Louis Dreyfus : "le groupe Le Monde sera rentable en 2015"

Louis Dreyfus Le Monde Le président du directoire du groupe Le Monde, Louis Dreyfus, était l'invité de l'émission "Les Décideurs du Net", présentée par le JDN et Décideurs TV, ce jeudi à 12h30.

Le président du directoire du groupe Le Monde, Louis Dreyfus, était l'invité de l'émission "Les Décideurs du Net", présentée par le JDN et Décideurs TV, ce jeudi à 12h30. Il venait s'exprimer sur l'actuelle réorganisation de son groupe pour accélérer sur le numérique. Parmi les sujets brûlants, le plan de mobilité qui prévoit le passage sur la rédaction numérique d'une trentaine de postes. "Nous avons besoin de dégager des ressources du papier, activité mature, pour les allouer au Web", a-t-il justifié. Nulle question de précarisation du métier, justifie Louis Dreyfus. Ancien du Web, le directeur de la rédaction, Jérôme Fenoglio, a "toutes les compétences pour mener à bien le projet, lui qui chapeaute les deux rédactions". Fin 2014, les deux sociétés seront d'ailleurs fusionnées, a annoncé Louis Dreyfus. 

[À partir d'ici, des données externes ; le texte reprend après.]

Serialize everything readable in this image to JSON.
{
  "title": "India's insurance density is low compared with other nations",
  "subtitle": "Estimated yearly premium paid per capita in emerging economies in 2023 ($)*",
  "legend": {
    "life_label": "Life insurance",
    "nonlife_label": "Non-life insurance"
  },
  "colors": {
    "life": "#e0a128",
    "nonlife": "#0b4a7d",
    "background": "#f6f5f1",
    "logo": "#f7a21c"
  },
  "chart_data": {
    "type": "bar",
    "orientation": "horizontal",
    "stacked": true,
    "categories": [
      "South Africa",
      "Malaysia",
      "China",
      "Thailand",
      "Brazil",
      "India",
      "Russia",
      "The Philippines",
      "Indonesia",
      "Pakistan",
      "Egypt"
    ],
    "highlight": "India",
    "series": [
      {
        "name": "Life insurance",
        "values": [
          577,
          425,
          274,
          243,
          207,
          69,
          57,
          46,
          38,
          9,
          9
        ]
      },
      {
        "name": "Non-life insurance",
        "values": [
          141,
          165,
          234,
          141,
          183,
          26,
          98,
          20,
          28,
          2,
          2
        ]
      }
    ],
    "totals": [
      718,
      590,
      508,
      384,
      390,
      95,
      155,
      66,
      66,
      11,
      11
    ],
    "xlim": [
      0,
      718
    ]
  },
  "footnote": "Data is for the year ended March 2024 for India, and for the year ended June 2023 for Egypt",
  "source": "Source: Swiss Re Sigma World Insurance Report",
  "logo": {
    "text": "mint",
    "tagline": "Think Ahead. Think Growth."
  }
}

50% des 145 000 abonnés sont exclusivement Web

Le groupe va perdre près de 2 millions d'euros en 2014. "C'est imputable à l'activité d'imprimerie que nous voulons fermer et dont les pertes s'établissent à près de 4 millions d'euros", précise Louis Dreyfus. En 2015, la rentabilité devrait donc être acquise pour la marque le Monde. Le Web, dont il s'agit d'élargir l'assiette se porte bien. "Sur les 145 000 abonnés payants que compte l'offre numérique, 50% sont exclusifs au Web", se félicite-t-il. La diffusion du papier reste quant à elle stable. "La question de la mort annoncée du papier ne se posera pas avant un bon moment", précise le patron du Monde, confessant réfléchir également aux moyens de cerner les usages des moins de 15 ans, lecteurs de demain. Quel équilibre aujourd'hui entre le Web et le papier ? "Tous les matins, la rédaction en chef arbitre entre les différents tempos, explique Louis Dreyfus. On commence à maîtriser le cycle de l'information virale, depuis l'alerte mobile jusqu'à la publication sur les réseaux sociaux tout en privilégiant les contenus payants".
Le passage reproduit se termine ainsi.